Metamath Proof Explorer

Theorem ac5

Description: An Axiom of Choice equivalent: there exists a function f (called a choice function) with domain A that maps each nonempty member of the domain to an element of that member. Axiom AC of BellMachover p. 488. Note that the assertion that f be a function is not necessary; see ac4 . (Contributed by NM, 29-Aug-1999)

Ref Expression
Hypothesis ac5.1 
|- A e. _V
Assertion ac5 
|- E. f ( f Fn A /\ A. x e.
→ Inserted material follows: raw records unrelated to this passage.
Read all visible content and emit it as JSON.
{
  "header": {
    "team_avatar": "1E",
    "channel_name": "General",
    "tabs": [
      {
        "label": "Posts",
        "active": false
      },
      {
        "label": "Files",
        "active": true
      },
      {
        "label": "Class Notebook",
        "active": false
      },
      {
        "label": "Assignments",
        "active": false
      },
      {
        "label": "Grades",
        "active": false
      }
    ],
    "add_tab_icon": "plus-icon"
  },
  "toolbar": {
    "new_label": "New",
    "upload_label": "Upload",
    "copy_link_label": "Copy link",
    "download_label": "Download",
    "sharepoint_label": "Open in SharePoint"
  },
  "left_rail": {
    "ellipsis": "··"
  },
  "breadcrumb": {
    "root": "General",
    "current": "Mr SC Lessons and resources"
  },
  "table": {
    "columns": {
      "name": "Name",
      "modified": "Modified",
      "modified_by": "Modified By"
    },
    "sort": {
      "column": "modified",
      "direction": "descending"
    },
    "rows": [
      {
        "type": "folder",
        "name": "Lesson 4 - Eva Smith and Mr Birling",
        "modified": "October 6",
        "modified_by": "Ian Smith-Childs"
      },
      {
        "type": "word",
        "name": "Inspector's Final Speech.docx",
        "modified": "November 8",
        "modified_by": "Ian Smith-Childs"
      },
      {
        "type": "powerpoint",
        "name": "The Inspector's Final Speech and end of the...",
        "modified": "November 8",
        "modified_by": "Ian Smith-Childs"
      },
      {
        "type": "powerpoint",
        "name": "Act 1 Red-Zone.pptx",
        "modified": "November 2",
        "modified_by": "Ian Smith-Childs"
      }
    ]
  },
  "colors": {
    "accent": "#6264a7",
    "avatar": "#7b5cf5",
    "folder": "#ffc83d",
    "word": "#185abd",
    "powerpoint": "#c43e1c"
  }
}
A ( x =/= (/) -> ( f ` x ) e. x ) )

Proof

Step Hyp Ref Expression
1 ac5.1 
 |-  A e. _V
2 fneq2 
 |-  ( y = A -> ( f Fn y <-> f Fn A ) )
3 raleq 
 |-  ( y = A -> ( A. x e. y ( x =/= (/) -> ( f ` x ) e. x ) <-> A. x e. A ( x =/= (/) -> ( f ` x ) e. x ) ) )
4 2 3 anbi12d 
 |-  ( y = A -> ( ( f Fn y /\ A. x e. y ( x =/= (/) -> ( f ` x ) e. x ) ) <-> ( f Fn A /\ A. x e. A ( x =/= (/) -> ( f ` x ) e. x ) ) ) )
5 4 exbidv 
 |-  ( y = A -> ( E. f ( f Fn y /\ A. x e. y ( x =/= (/) -> ( f ` x ) e. x ) ) <-> E. f ( f Fn A /\ A. x e. A ( x =/= (/) -> ( f ` x ) e. x ) ) ) )
6 dfac4 
 |-  ( CHOICE <-> A. y E. f ( f Fn y /\ A. x e. y ( x =/= (/) -> ( f ` x ) e. x ) ) )
7 6 axaci 
 |-  E. f ( f Fn y /\ A. x e. y ( x =/= (/) -> ( f ` x ) e. x ) )
8 1 5 7 vtocl 
 |-  E. f ( f Fn A /\ A. x e. A ( x =/= (/) -> ( f ` x ) e. x ) )